Heart failure

Canagliflozin shows “clear benefit” in heart failure – CANVAS

Professor Gemma Figtree

Further evidence of the cardiovascular benefits of SGLT2 inhibitors in diabetes has emerged showing  a protective effect of canagliflozin against heart failure, especially in patients with pre-existing disease.

While CANVAS trial results from more than 10,000 patients have already shown a reduced risk of composite cardiovascular outcomes with canagliflozin (Invokana), a new analysis by Australian researchers shows a 30% reduced risk of fatal or hospitalised heart failure with the drug compared to placebo in patients with type 2 diabetes and a high cardiovascular risk.

Published in Circulation, the study co-authored by Professor Gemma Figtree, a cardiologist at the Kolling Institute of Medical Research and Royal North Shore Hospital, Sydney, shows that the risk of cardiovascular death or hospitalised heart failure was reduced by 22% in patients treated with cana compared to placebo (16.3 vs 20.8 events per 1000 patient years).

Rates of hospitalised heart failure alone were reduced by 33% in the trial that enrolled 10,142 patients with type 2 diabetes and had a mean follow up of 188 weeks.

The greatest effects were seen in patients who had a history of heart failure at baseline, among whom there was a 39% reduction in risk of cardiovascular death or hospitalised heart failure compared to placebo.
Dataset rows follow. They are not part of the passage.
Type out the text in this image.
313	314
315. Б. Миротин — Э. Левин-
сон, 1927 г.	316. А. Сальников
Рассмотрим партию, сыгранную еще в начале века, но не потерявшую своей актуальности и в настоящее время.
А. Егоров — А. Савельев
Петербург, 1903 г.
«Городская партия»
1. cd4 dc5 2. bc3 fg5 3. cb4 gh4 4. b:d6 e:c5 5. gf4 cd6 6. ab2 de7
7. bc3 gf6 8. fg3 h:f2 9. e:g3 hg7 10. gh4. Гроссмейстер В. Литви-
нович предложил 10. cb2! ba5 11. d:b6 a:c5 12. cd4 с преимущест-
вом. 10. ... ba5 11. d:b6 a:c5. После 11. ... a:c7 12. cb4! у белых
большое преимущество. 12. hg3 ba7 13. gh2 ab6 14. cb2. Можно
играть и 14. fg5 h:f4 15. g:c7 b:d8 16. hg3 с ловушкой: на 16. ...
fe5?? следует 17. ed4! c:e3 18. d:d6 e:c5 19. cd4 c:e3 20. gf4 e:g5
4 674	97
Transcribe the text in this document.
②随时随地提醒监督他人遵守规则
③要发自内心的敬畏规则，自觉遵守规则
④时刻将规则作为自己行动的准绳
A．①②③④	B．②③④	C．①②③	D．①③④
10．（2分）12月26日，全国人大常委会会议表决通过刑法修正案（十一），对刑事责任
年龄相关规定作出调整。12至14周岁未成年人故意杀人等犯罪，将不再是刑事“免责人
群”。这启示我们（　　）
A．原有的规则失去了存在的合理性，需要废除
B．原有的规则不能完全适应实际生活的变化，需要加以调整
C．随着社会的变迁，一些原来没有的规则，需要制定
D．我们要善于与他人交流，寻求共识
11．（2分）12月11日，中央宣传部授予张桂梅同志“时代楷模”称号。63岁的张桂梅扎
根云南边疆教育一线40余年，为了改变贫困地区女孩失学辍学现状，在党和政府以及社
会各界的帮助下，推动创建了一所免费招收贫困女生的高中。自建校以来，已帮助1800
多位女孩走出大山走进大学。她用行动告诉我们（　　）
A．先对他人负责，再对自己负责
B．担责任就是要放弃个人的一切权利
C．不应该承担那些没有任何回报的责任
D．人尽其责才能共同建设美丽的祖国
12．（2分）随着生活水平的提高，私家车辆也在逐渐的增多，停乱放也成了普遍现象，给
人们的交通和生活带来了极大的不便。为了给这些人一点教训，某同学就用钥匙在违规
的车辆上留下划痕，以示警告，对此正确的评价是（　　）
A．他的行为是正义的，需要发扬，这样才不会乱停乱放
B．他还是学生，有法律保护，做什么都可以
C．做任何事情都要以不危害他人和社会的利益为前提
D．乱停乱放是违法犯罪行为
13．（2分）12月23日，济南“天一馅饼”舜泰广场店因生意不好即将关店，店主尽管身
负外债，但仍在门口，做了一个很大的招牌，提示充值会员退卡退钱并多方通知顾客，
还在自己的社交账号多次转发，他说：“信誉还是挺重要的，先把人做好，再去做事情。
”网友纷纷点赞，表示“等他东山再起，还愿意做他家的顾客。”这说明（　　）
The absolute differences in this risk were –106.97 events compared to –8.36 events per 1000 patient-years for participants with and without a history of heart failure at baseline, respectively.

The reductions in heart failure risk  were seen across most subgroups and were seen on top of  other treatments for heart failure such as ACE inhibitors, diuretics and beta blockers.

The previously known adverse effects of the SGLT2 inhibitors, such as amputation and fracture occurred at similar rates in patients with and without heart failure.

Professor Figtree and co-authors said the benefits on heart failure appeared early during follow up suggesting a mode of action driven by volume and haemodynamic effects.

“Reductions in preload and afterload stemming from natriuresis, systemic blood pressure lowering,  modification of the intrarenal renin angiotensin axis,  and reduction in arterial stiffness may all contribute to the protection afforded,” they wrote.

There could also be a direct positive effect of the SGLT2 inhibitor on cardiac metabolism attributable to a shift from fatty acids to ketones as a fuel source in heart failure, they added.

The benefits on heart failure were comparable to those seen in a trial with another SGLT2 inhibitor, empagliflozin (Jardiance),  they noted.

“The CANVAS Program data provide clear evidence of the protective effects of canagliflozin on heart failure and, in conjunction with EMPA-REG OUTCOME, suggest an important role for SGLT2 inhibitors in the prevention of heart failure among patients with type 2 diabetes mellitus,” they concluded.